Companies think they’re not big enough to have a training program, really? That attitude, you’ll never be big!
Here is a good, better, best.
Good
At the least, have a Google sheet as a checklist to ensure consistency and new sales hires are getting some love out of the gate. Have people assigned that are the key stakeholder to accomplish the task and provide info to new hire.
Better
Providing the new hire with an agenda of what their first week will look like. With whom they will be meeting with and what will be covered. Have sessions broken out into categories, such as: meet the CEO to discuss vision and mission. Marketing head to talk about digital assets and how they can work together. Product Managers to talk to their product, give a demo and talk to process of collecting feedback for future roadmap. If applicable, Sales Ops to show them around the CRM and how to track activity and pipeline.
Best
Everything in Better above plus actually investing some time upfront and really think about the role, your product, your target market and make recorded video’s for education. Even having short quizzes after each video to ensure the content is being digested.

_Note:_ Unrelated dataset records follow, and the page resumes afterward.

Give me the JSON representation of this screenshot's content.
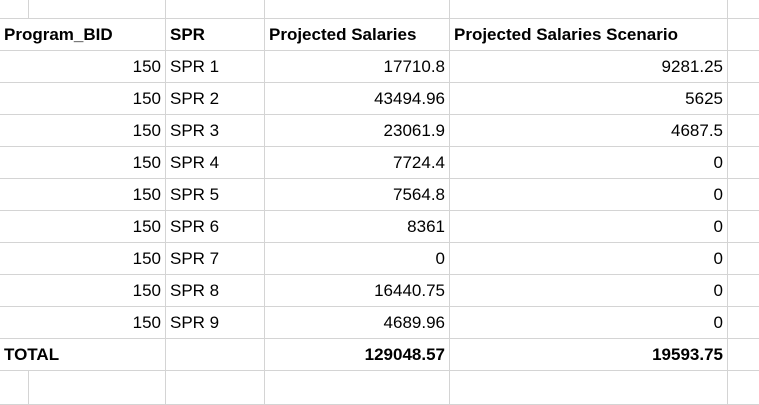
{
  "sheet": {
    "headers": [
      "Program_BID",
      "SPR",
      "Projected Salaries",
      "Projected Salaries Scenario"
    ],
    "rows": [
      {
        "bid": "150",
        "spr": "SPR 1",
        "projected": "17710.8",
        "scenario": "9281.25"
      },
      {
        "bid": "150",
        "spr": "SPR 2",
        "projected": "43494.96",
        "scenario": "5625"
      },
      {
        "bid": "150",
        "spr": "SPR 3",
        "projected": "23061.9",
        "scenario": "4687.5"
      },
      {
        "bid": "150",
        "spr": "SPR 4",
        "projected": "7724.4",
        "scenario": "0"
      },
      {
        "bid": "150",
        "spr": "SPR 5",
        "projected": "7564.8",
        "scenario": "0"
      },
      {
        "bid": "150",
        "spr": "SPR 6",
        "projected": "8361",
        "scenario": "0"
      },
      {
        "bid": "150",
        "spr": "SPR 7",
        "projected": "0",
        "scenario": "0"
      },
      {
        "bid": "150",
        "spr": "SPR 8",
        "projected": "16440.75",
        "scenario": "0"
      },
      {
        "bid": "150",
        "spr": "SPR 9",
        "projected": "4689.96",
        "scenario": "0"
      }
    ],
    "total": {
      "label": "TOTAL",
      "projected": "129048.57",
      "scenario": "19593.75"
    }
  }
}
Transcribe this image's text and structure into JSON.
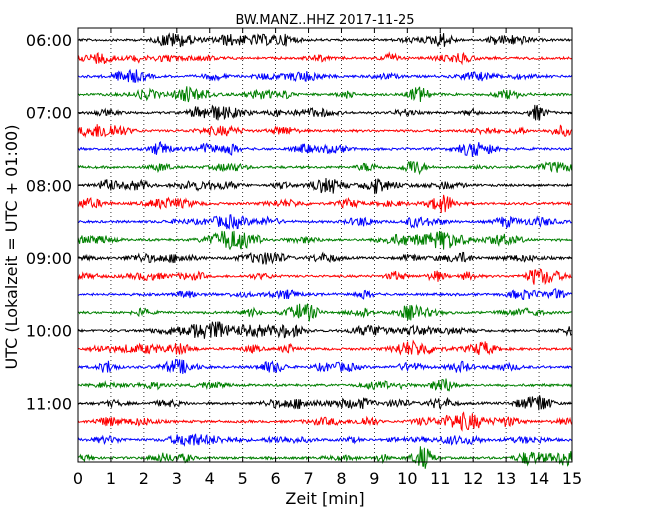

The sales manager should team the new hire up with a few sales reps that are in similar roles. Create a pay it forward culture, where you were trained by peers now it’s your turn to return the favor. The pay it forward training culture is invaluable, being trained ny your peer and getting straight talk about the role and the challenges is best. Also, while you may think why would I want my best sales rep wasting time on training? This is where you’re not seeing the full picture. First you want your best replicated. Second, this keeps your sales team sharp by having to train new hires.